Gabriele Vailati e la sua mamma, Lucia Mauro
Una città al buio è già un problema, ma una città che lascia al buio anche le persone più fragili diventa il simbolo di un fallimento che non può essere archiviato come un semplice guasto tecnico. È quanto sta accadendo in questi giorni a Sesto San Giovanni, nel Milanese, con continui blackout soprattutto nelle ore notturne: "Quando manca la corrente non si spengono solo le luci: per qualcuno si interrompe la possibilità di respirare". A denunciarlo a Fanpage.it è Lucia Mauro, mamma e caregiver di Gabriele, 31 anni, che soffre di una malattia genetica neurodegenerativa, l'amiotrofia spinale, che lo costringe a vivere con l'ausilio di ventilazione assistita.
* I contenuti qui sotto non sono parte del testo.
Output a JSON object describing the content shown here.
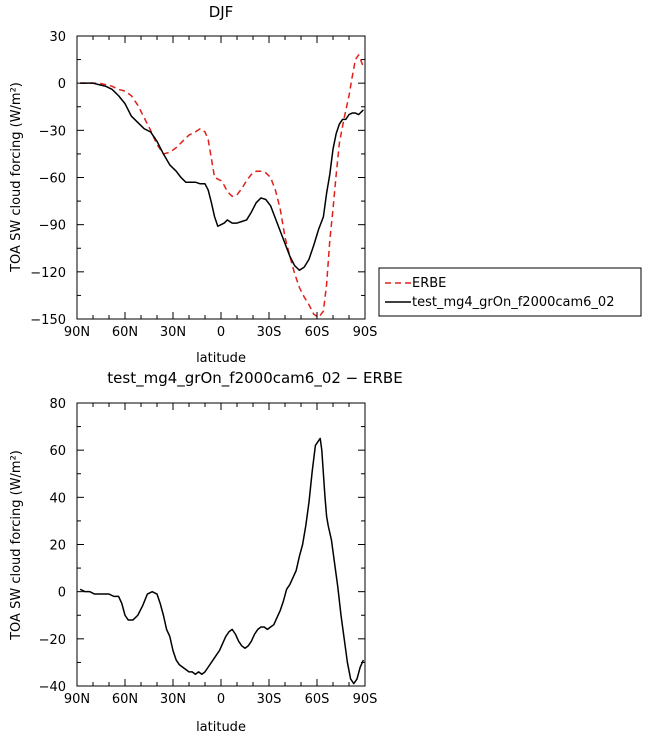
{
  "chart_data": [
    {
      "type": "line",
      "title": "DJF",
      "xlabel": "latitude",
      "ylabel": "TOA SW cloud forcing (W/m²)",
      "xlim": [
        90,
        -90
      ],
      "ylim": [
        -150,
        30
      ],
      "xtick_values": [
        90,
        60,
        30,
        0,
        -30,
        -60,
        -90
      ],
      "xtick_labels": [
        "90N",
        "60N",
        "30N",
        "0",
        "30S",
        "60S",
        "90S"
      ],
      "ytick_values": [
        30,
        0,
        -30,
        -60,
        -90,
        -120,
        -150
      ],
      "ytick_labels": [
        "30",
        "0",
        "−30",
        "−60",
        "−90",
        "−120",
        "−150"
      ],
      "legend_position": "right",
      "series": [
        {
          "name": "ERBE",
          "color": "#e0201b",
          "dash": "dashed",
          "points": [
            [
              88,
              0
            ],
            [
              84,
              0
            ],
            [
              80,
              0
            ],
            [
              76,
              0
            ],
            [
              72,
              -1
            ],
            [
              68,
              -2
            ],
            [
              64,
              -4
            ],
            [
              60,
              -5
            ],
            [
              56,
              -8
            ],
            [
              52,
              -14
            ],
            [
              48,
              -22
            ],
            [
              44,
              -30
            ],
            [
              40,
              -39
            ],
            [
              36,
              -45
            ],
            [
              32,
              -44
            ],
            [
              28,
              -41
            ],
            [
              24,
              -37
            ],
            [
              20,
              -33
            ],
            [
              16,
              -31
            ],
            [
              13,
              -29
            ],
            [
              10,
              -31
            ],
            [
              8,
              -36
            ],
            [
              6,
              -48
            ],
            [
              4,
              -60
            ],
            [
              2,
              -61
            ],
            [
              0,
              -62
            ],
            [
              -2,
              -65
            ],
            [
              -4,
              -69
            ],
            [
              -7,
              -72
            ],
            [
              -10,
              -71
            ],
            [
              -13,
              -67
            ],
            [
              -16,
              -62
            ],
            [
              -19,
              -58
            ],
            [
              -22,
              -56
            ],
            [
              -25,
              -56
            ],
            [
              -28,
              -57
            ],
            [
              -31,
              -60
            ],
            [
              -34,
              -68
            ],
            [
              -37,
              -80
            ],
            [
              -40,
              -98
            ],
            [
              -43,
              -110
            ],
            [
              -46,
              -121
            ],
            [
              -49,
              -130
            ],
            [
              -52,
              -136
            ],
            [
              -55,
              -141
            ],
            [
              -58,
              -147
            ],
            [
              -61,
              -149
            ],
            [
              -64,
              -145
            ],
            [
              -66,
              -128
            ],
            [
              -68,
              -100
            ],
            [
              -70,
              -80
            ],
            [
              -72,
              -58
            ],
            [
              -74,
              -38
            ],
            [
              -77,
              -22
            ],
            [
              -80,
              -8
            ],
            [
              -82,
              4
            ],
            [
              -84,
              15
            ],
            [
              -86,
              18
            ],
            [
              -88,
              13
            ],
            [
              -89,
              10
            ]
          ]
        },
        {
          "name": "test_mg4_grOn_f2000cam6_02",
          "color": "#000000",
          "dash": "solid",
          "points": [
            [
              88,
              0
            ],
            [
              84,
              0
            ],
            [
              80,
              0
            ],
            [
              76,
              -1
            ],
            [
              72,
              -2
            ],
            [
              68,
              -4
            ],
            [
              64,
              -8
            ],
            [
              60,
              -13
            ],
            [
              56,
              -21
            ],
            [
              52,
              -25
            ],
            [
              48,
              -29
            ],
            [
              44,
              -31
            ],
            [
              40,
              -37
            ],
            [
              36,
              -45
            ],
            [
              32,
              -52
            ],
            [
              28,
              -56
            ],
            [
              25,
              -60
            ],
            [
              22,
              -63
            ],
            [
              19,
              -63
            ],
            [
              16,
              -63
            ],
            [
              13,
              -64
            ],
            [
              10,
              -64
            ],
            [
              8,
              -68
            ],
            [
              6,
              -76
            ],
            [
              4,
              -85
            ],
            [
              2,
              -91
            ],
            [
              0,
              -90
            ],
            [
              -2,
              -89
            ],
            [
              -4,
              -87
            ],
            [
              -7,
              -89
            ],
            [
              -10,
              -89
            ],
            [
              -13,
              -88
            ],
            [
              -16,
              -87
            ],
            [
              -19,
              -82
            ],
            [
              -22,
              -76
            ],
            [
              -25,
              -73
            ],
            [
              -28,
              -74
            ],
            [
              -31,
              -78
            ],
            [
              -34,
              -86
            ],
            [
              -37,
              -94
            ],
            [
              -40,
              -102
            ],
            [
              -43,
              -110
            ],
            [
              -46,
              -116
            ],
            [
              -49,
              -119
            ],
            [
              -52,
              -117
            ],
            [
              -55,
              -112
            ],
            [
              -58,
              -103
            ],
            [
              -61,
              -93
            ],
            [
              -64,
              -85
            ],
            [
              -66,
              -70
            ],
            [
              -68,
              -58
            ],
            [
              -70,
              -42
            ],
            [
              -72,
              -32
            ],
            [
              -74,
              -26
            ],
            [
              -76,
              -23
            ],
            [
              -78,
              -23
            ],
            [
              -80,
              -20
            ],
            [
              -82,
              -19
            ],
            [
              -84,
              -19
            ],
            [
              -86,
              -20
            ],
            [
              -88,
              -18
            ],
            [
              -89,
              -17
            ]
          ]
        }
      ]
    },
    {
      "type": "line",
      "title": "test_mg4_grOn_f2000cam6_02 − ERBE",
      "xlabel": "latitude",
      "ylabel": "TOA SW cloud forcing (W/m²)",
      "xlim": [
        90,
        -90
      ],
      "ylim": [
        -40,
        80
      ],
      "xtick_values": [
        90,
        60,
        30,
        0,
        -30,
        -60,
        -90
      ],
      "xtick_labels": [
        "90N",
        "60N",
        "30N",
        "0",
        "30S",
        "60S",
        "90S"
      ],
      "ytick_values": [
        80,
        60,
        40,
        20,
        0,
        -20,
        -40
      ],
      "ytick_labels": [
        "80",
        "60",
        "40",
        "20",
        "0",
        "−20",
        "−40"
      ],
      "series": [
        {
          "color": "#000000",
          "dash": "solid",
          "points": [
            [
              88,
              1
            ],
            [
              85,
              0
            ],
            [
              82,
              0
            ],
            [
              79,
              -1
            ],
            [
              76,
              -1
            ],
            [
              73,
              -1
            ],
            [
              70,
              -1
            ],
            [
              67,
              -2
            ],
            [
              64,
              -2
            ],
            [
              62,
              -5
            ],
            [
              60,
              -10
            ],
            [
              58,
              -12
            ],
            [
              55,
              -12
            ],
            [
              52,
              -10
            ],
            [
              49,
              -6
            ],
            [
              46,
              -1
            ],
            [
              43,
              0
            ],
            [
              40,
              -1
            ],
            [
              38,
              -5
            ],
            [
              36,
              -10
            ],
            [
              34,
              -16
            ],
            [
              32,
              -19
            ],
            [
              30,
              -25
            ],
            [
              28,
              -29
            ],
            [
              26,
              -31
            ],
            [
              24,
              -32
            ],
            [
              22,
              -33
            ],
            [
              20,
              -34
            ],
            [
              18,
              -34
            ],
            [
              16,
              -35
            ],
            [
              14,
              -34
            ],
            [
              12,
              -35
            ],
            [
              10,
              -34
            ],
            [
              8,
              -32
            ],
            [
              5,
              -29
            ],
            [
              3,
              -27
            ],
            [
              1,
              -25
            ],
            [
              -1,
              -22
            ],
            [
              -3,
              -19
            ],
            [
              -5,
              -17
            ],
            [
              -7,
              -16
            ],
            [
              -9,
              -18
            ],
            [
              -11,
              -21
            ],
            [
              -13,
              -23
            ],
            [
              -15,
              -24
            ],
            [
              -17,
              -23
            ],
            [
              -19,
              -21
            ],
            [
              -21,
              -18
            ],
            [
              -23,
              -16
            ],
            [
              -25,
              -15
            ],
            [
              -27,
              -15
            ],
            [
              -29,
              -16
            ],
            [
              -31,
              -15
            ],
            [
              -33,
              -14
            ],
            [
              -35,
              -11
            ],
            [
              -37,
              -8
            ],
            [
              -39,
              -4
            ],
            [
              -41,
              1
            ],
            [
              -43,
              3
            ],
            [
              -45,
              6
            ],
            [
              -47,
              9
            ],
            [
              -49,
              15
            ],
            [
              -51,
              20
            ],
            [
              -53,
              28
            ],
            [
              -55,
              38
            ],
            [
              -57,
              51
            ],
            [
              -59,
              62
            ],
            [
              -61,
              64
            ],
            [
              -62,
              65
            ],
            [
              -63,
              60
            ],
            [
              -64,
              50
            ],
            [
              -65,
              40
            ],
            [
              -66,
              32
            ],
            [
              -67,
              28
            ],
            [
              -69,
              22
            ],
            [
              -71,
              12
            ],
            [
              -73,
              2
            ],
            [
              -75,
              -10
            ],
            [
              -77,
              -20
            ],
            [
              -79,
              -30
            ],
            [
              -81,
              -37
            ],
            [
              -83,
              -39
            ],
            [
              -85,
              -37
            ],
            [
              -87,
              -32
            ],
            [
              -89,
              -29
            ]
          ]
        }
      ]
    }
  ]
}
Uno strumento che, però, per funzionare ha bisogno di energia elettrica.
I blackout che stanno colpendo Sesto San Giovanni non sono soltanto un disagio: per molte persone rappresentano un rischio concreto. Per questo Fanpage.it sta raccogliendo le storie di chi in questi giorni è rimasto senza corrente, ha subito danni o si è trovato in situazioni di emergenza. Se anche tu vuoi raccontare la tua esperienza, questo è lo spazio per farlo. I blackout e il caso di Gabriele "Non si vedeva nulla perché eravamo al buio da quattro ore. Mio figlio è senza ossigeno e senza ventilazione". Così ha esordito Lucia a Fanpage.it. C'è disperazione nella voce perché dietro al blackout non c'è solo il disagio di una serata senza televisione o senza aria condizionata, ma il concreto rischio per la vita di una persona che dipende dall'energia elettrica per continuare a respirare.